Vu les articles R. 311-26, alinéa 1er, et R. 311-29 du code de l'expropriation pour cause d'utilité publique et l'article 930-1, alinéa 3, du code de procédure civile :

3. Aux termes du premier de ces textes, à peine de caducité de la déclaration d'appel, relevée d'office, l'appelant dépose ou adresse au greffe de la cour ses conclusions et les documents qu'il entend produire dans un délai de trois mois à compter de la déclaration d'appel.

4. Il résulte du deuxième que, sous réserve des articles R. 311-24 à R. 311-28, R. 311-19, R. 311-22 et R. 312-2 du même code, la procédure devant la cour d'appel statuant en matière d'expropriation est régie par les dispositions du titre VI du livre II du code de procédure civile.

5. Selon le dernier, rendu applicable par le texte qui précède, lorsque la déclaration d'appel est faite par voie postale, le greffe enregistre l'acte à la date figurant sur le cachet du bureau d'émission.

6. En matière d'expropriation, il est jugé que le délai pour déposer ou adresser le mémoire d'appel au greffe de la cour d'appel court à compter de la date de réception, par le greffe, de l'appel formé par lettre recommandée avec demande d'avis de réception (3e Civ., 20 octobre 1981, pourvoi n° 80-70.328, Bull. n° 165 ; 3eCiv., 11 mai 2006, pourvoi n° 05-70.020, Bull. 2006, III, n° 121 ; 3e Civ., 22 juin 2023, pourvoi n° 22-15.569).

7. Toutefois, en matière de procédure d'appel ordinaire avec représentation obligatoire, ce point de départ est fixé au jour de l'expédition de cette lettre (2e Civ., 9 janvier 2020, n° 18-24.107, publié).

8. L'objectif d'harmonisation et de simplification des charges procédurales pesant sur les parties doit conduire à juger désormais que le délai de trois mois accordé à l'appelant, à peine de caducité, pour adresser au greffe son mémoire d'appel et les documents qu'il entend produire, court à compter de l'expédition de la déclaration d'appel par lettre recommandée avec demande d'avis de réception.

9. Cependant, l'application immédiate de cette règle de procédure dans l'instance en cours aboutirait à priver la société Etablissements Moncassin, qui n'a pu raisonnablement anticiper ce revirement de jurisprudence, d'un procès équitable, au sens de l'article 6, § 1, de la Convention de sauvegarde des droits de l'homme et des libertés fondamentales, en lui interdisant l'accès au juge.

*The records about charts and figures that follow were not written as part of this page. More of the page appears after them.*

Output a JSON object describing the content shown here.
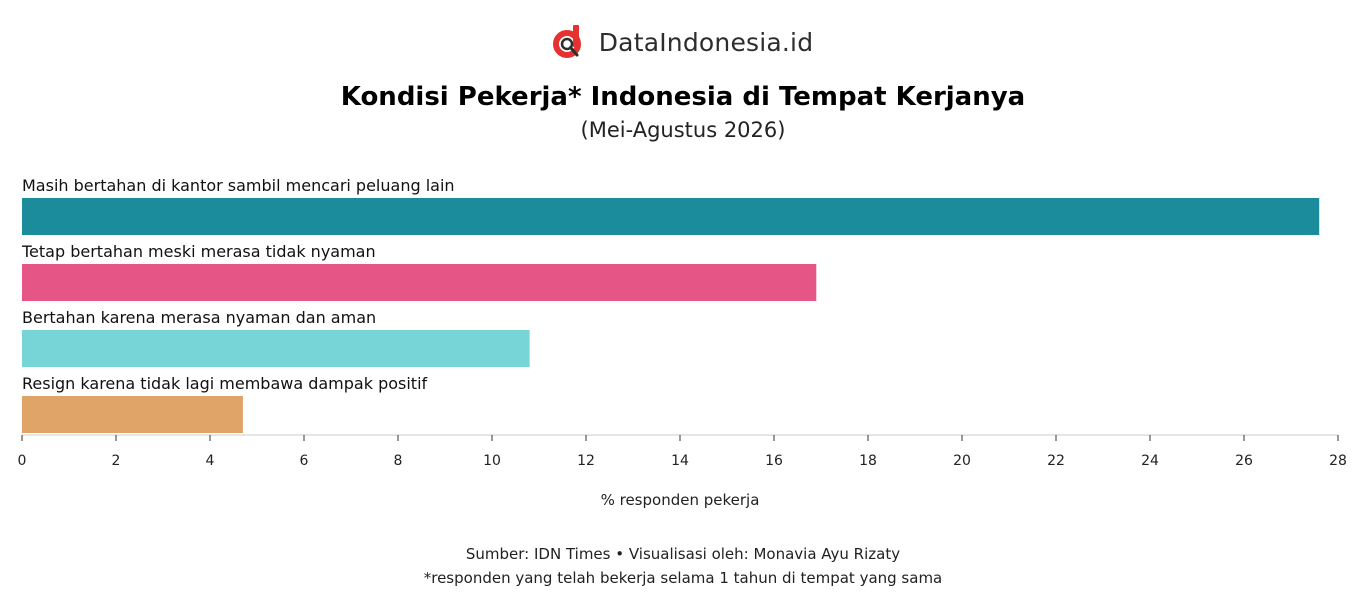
{
  "brand": {
    "name": "DataIndonesia.id",
    "logo_icon": "magnifier-d-logo-icon",
    "logo_color": "#e5312f"
  },
  "footer": {
    "source": "Sumber: IDN Times • Visualisasi oleh: Monavia Ayu Rizaty",
    "note": "*responden yang telah bekerja selama 1 tahun di tempat yang sama"
  },
  "chart_data": {
    "type": "bar",
    "orientation": "horizontal",
    "title": "Kondisi Pekerja* Indonesia di Tempat Kerjanya",
    "subtitle": "(Mei-Agustus 2026)",
    "xlabel": "% responden pekerja",
    "ylabel": "",
    "xlim": [
      0,
      28
    ],
    "xticks": [
      0,
      2,
      4,
      6,
      8,
      10,
      12,
      14,
      16,
      18,
      20,
      22,
      24,
      26,
      28
    ],
    "grid": false,
    "categories": [
      "Masih bertahan di kantor sambil mencari peluang lain",
      "Tetap bertahan meski merasa tidak nyaman",
      "Bertahan karena merasa nyaman dan aman",
      "Resign karena tidak lagi membawa dampak positif"
    ],
    "values": [
      27.6,
      16.9,
      10.8,
      4.7
    ],
    "colors": [
      "#1a8c9c",
      "#e55686",
      "#78d5d7",
      "#e0a468"
    ]
  }
}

10. Dès lors, il ne peut être fait application de la nouvelle règle de procédure énoncée au paragraphe 8 à l'occasion du présent pourvoi.

11. En conséquence, en faisant courir le délai de dépôt des conclusions à compter de l'expédition de la déclaration d'appel, la cour d'appel a violé les textes susvisés.

PAR CES MOTIFS, la Cour :

CASSE ET ANNULE, en toutes ses dispositions, l'arrêt rendu le 15 mars 2023, entre les parties, par la cour d'appel de Versailles ;

Remet l'affaire et les parties dans l'état où elles se trouvaient avant cet arrêt et les renvoie devant la cour d'appel de Paris ;

Condamne l'établissement public foncier d'Ile-de-France aux dépens ;

En application de l'article 700 du code de procédure civile, rejette la demande formée par l'établissement public foncier d'Ile-de-France et le condamne à payer à la société Etablissements Moncassin la somme de 3 000 euros ;

Dit que sur les diligences du procureur général près la Cour de cassation, le présent arrêt sera transmis pour être transcrit en marge ou à la suite de l'arrêt cassé ;

Ainsi fait et jugé par la Cour de cassation, troisième chambre civile, et prononcé par le président en son audience publique du quatre juillet deux mille vingt-quatre.